Sunday, October 9, 2016

Halfway to Barbados

I was in the Miami airport, halfway to Barbados, and one of my favorite songs came through my iPhone headphones: “Moments,” by Tove Lo.  Partial lyrics: “I can get a little drunk/I get into all the don’ts/but on good days, I’m charming as fuck.”  Every time I hear those lyrics, I smile.  And I identify.  

Until I was halfway to Barbados. I was smiling, mouthing along to the lyrics, walking toward my gate, and, upon hearing those lyrics, I thought, “oh, that’s kinda sad.”

And I stopped in my tracks.  I actually stopped walking because I felt so confused. 

I have had a narrative in my head that I’m strong, even though I’m broken; that I’m surviving, even though I’m broken; that I’m functioning, even though I’m broken.

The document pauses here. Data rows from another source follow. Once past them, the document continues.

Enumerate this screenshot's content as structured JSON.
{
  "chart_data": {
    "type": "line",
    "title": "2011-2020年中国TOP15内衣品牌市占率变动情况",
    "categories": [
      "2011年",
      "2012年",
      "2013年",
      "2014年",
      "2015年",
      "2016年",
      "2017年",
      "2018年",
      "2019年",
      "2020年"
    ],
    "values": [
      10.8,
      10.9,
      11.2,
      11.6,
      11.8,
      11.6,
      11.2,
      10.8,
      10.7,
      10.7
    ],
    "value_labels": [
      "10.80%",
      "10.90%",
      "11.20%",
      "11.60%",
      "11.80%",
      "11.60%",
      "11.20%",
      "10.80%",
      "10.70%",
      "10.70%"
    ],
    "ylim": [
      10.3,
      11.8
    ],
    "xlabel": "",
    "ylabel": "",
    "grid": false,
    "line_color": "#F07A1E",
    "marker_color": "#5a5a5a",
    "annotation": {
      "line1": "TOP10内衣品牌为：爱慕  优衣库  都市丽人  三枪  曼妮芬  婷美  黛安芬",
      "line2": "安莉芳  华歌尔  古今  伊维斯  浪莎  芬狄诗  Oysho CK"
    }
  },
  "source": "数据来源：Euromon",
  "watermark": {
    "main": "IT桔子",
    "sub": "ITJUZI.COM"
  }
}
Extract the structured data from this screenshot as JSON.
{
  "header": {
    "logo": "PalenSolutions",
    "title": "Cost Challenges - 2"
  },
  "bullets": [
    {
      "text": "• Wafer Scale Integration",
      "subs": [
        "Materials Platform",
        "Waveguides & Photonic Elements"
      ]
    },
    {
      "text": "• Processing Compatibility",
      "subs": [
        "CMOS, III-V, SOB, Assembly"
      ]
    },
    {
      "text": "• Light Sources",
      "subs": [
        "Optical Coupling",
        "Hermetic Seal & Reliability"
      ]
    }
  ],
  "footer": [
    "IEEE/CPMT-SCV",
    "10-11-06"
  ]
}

And when I paused to consider what was wrong, halfway through “Moments,” I realized it was a miracle moment: what was wrong was that I didn’t feel broken anymore. 

I smiled.  I smiled so big that I must have looked a little crazy to, well, everyone else in the airport. And I thought to myself, “I’m whole. I’m whole now.”

Feeling whole felt so fulfilling, and so different than anything I could remember, that it felt startling.  It feels scary for me to write: scary because I’m nervous that the feeling of wholeness might be transient.  My literal mind says, “but of course I was always whole; I just forgot.” And so I begin typing, assuring myself it’s safe to commit to digital ink.

The shift could be linked to the 40 days, friends’ life changes, the spontaneous impending vacation, the yoga workshops with Elena over the past two days, the reading and journaling I have been doing with Gabby’s new book The Universe Has Your Back, …or most likely a little bit of all of the above.

One of the lessons Gabby references from A Course in Miracles is that we “create visions of the world we want to see,” meaning that the stories we tell ourselves are powerful. The backstory to who we are, even if it is never written down or spoken aloud, resounds through our minds. 

The truth is, I liked thinking of myself as broken.  I liked the fragility and girlishness about it. I played into it. I felt like it gave me character.

But it was an excuse. The more I challenged the notion that I was broken, even though I wasn’t always doing it consciously, the harder it became to believe.  Until the Miami Miracle Moment, when it became impossible to believe.